Mr. Speaker, the Bloc Québécois expectations of this budget included some major financial impacts for Quebec. Among other things, we expected recognition of the fiscal imbalance by this government, but this has not happened. We expected improvements to employment insurance, and were told these would be in the budget. We also expected something to be done in the budget to improve the softwood lumber situation and the promised assistance to the farmers, including the floor price. Our main expectation was to see some respect for Quebec's jurisdiction over certain areas, such as child care and parental leave. As well, we expected a government announcement of 1% or the equivalent for social housing.
Unfortunately, those things are not to be found in the present budget. One day, the present government—or the next, if there is an election—will need to acknowledge the existence of the fiscal imbalance.
All of the provinces, and in Quebec in particular, all parties, including the Liberals—and goodness knows they are federalists—and the Parti Québécois agree, and here in Ottawa, three out of four parties acknowledge that there is a fiscal imbalance between the federal government and Quebec in particular, and with the other provinces as well.
Piecemeal solution of these issues is not the way to solve the fiscal imbalance, which is the approach this government has been taking in recent weeks with its injections of millions and billions of dollars. This is not the solution. An agreement between the parties, between the provincial and the federal levels, would be required to remedy the imbalance.

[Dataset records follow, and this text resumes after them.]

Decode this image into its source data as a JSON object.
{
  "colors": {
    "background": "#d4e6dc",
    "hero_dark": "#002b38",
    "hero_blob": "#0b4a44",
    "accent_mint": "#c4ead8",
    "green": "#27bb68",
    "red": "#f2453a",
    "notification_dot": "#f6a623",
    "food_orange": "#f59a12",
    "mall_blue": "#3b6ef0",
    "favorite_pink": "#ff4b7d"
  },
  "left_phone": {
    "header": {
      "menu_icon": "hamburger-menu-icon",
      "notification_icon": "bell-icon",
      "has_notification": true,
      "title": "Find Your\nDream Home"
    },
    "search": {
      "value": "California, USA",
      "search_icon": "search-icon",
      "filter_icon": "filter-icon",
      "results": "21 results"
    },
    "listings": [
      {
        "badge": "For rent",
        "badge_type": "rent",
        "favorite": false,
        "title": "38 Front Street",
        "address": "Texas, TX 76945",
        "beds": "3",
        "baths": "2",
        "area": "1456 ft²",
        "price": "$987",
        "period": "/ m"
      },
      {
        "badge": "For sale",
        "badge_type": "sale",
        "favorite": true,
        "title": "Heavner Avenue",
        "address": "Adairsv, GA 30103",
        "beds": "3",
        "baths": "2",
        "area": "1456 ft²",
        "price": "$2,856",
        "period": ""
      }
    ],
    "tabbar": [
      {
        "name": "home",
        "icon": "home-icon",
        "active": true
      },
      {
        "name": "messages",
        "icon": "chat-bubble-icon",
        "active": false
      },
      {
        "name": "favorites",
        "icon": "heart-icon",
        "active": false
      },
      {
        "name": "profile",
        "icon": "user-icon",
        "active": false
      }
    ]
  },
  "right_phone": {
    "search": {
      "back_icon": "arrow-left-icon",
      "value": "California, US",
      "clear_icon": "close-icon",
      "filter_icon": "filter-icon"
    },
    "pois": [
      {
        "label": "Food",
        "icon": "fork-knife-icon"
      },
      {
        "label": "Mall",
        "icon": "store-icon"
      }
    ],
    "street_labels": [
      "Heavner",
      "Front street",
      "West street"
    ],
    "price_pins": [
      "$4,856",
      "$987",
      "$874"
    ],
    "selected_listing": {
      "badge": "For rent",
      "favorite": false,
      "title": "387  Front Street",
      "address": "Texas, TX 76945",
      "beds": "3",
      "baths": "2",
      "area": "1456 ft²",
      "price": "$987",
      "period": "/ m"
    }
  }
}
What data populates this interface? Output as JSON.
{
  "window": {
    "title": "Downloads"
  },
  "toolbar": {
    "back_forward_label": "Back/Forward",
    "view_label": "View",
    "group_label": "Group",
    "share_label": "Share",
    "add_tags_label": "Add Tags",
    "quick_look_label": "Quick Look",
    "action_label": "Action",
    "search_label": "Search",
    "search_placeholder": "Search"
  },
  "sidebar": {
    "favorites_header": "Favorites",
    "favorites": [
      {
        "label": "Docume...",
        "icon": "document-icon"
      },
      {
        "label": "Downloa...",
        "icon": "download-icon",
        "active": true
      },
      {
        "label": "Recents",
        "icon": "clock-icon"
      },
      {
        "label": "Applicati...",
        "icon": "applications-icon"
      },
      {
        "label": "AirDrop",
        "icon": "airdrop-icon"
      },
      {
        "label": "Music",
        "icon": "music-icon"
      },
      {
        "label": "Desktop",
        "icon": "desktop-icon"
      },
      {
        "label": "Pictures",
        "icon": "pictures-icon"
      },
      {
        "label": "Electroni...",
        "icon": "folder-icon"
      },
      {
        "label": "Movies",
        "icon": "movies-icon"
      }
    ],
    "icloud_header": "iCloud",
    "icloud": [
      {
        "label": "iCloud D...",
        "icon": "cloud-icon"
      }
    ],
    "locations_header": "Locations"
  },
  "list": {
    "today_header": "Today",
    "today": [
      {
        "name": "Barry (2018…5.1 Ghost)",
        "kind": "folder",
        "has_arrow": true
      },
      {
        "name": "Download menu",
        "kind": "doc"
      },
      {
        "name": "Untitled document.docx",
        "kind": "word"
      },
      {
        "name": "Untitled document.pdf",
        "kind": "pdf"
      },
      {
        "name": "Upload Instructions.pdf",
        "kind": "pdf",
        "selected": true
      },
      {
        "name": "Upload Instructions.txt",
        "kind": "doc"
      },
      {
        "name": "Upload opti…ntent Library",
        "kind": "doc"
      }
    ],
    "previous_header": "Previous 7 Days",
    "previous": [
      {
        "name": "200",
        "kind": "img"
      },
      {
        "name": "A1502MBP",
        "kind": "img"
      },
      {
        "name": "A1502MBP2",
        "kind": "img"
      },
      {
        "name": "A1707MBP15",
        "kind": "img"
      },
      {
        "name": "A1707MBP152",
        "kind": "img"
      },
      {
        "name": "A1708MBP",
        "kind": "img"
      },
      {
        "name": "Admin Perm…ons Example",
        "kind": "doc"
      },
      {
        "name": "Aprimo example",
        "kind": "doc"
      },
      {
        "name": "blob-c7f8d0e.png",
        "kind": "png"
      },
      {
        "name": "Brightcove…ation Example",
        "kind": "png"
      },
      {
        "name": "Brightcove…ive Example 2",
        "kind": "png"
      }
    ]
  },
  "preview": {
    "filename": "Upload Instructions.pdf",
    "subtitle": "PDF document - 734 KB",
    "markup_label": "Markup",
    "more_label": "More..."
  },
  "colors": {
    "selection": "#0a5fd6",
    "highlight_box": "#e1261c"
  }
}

For those who are listening, I should point out that there is nothing complicated about the fiscal imbalance. The expenditures are in the provinces, and the money is in Ottawa. What are the key expenditures at this time? In Quebec, mainly education and health services.
At the present time the federal government is trying in every way possible to buy its way into provincial jurisdictions, with a million dollars here, a million dollars there. This is particularly the case with health. That is not what solving the fiscal imbalance is all about. What they are creating now is no longer a fiscal imbalance but a social imbalance between the needs and the means the federal level has for meeting those needs.
We expected to see measures in this budget to counter that, or at least to find a solution, if only for certain amount of time. With the right measures, the fiscal imbalance could have been resolved in a year or three or five. This was not the case.
Despite unanimous recommendations by a committee of the House on employment insurance, we still do not have an independent fund or the measures that should be implemented so that workers in Canada and Quebec can finally receive the benefits to which they are entitled.
We are currently experiencing a crisis without precedent in the employment insurance fund. The government has been in power since 1993 and has cleared the deficit, but it did so on the backs of workers and the unemployed. It took $47 billion from the EI fund at the expense of workers and the unemployed. The government need not tell us there is not enough money, because there is. We expected to see an EI fund to help workers.
I think my time is running out. I imagine we will soon be called to vote. I will continue my speech later on.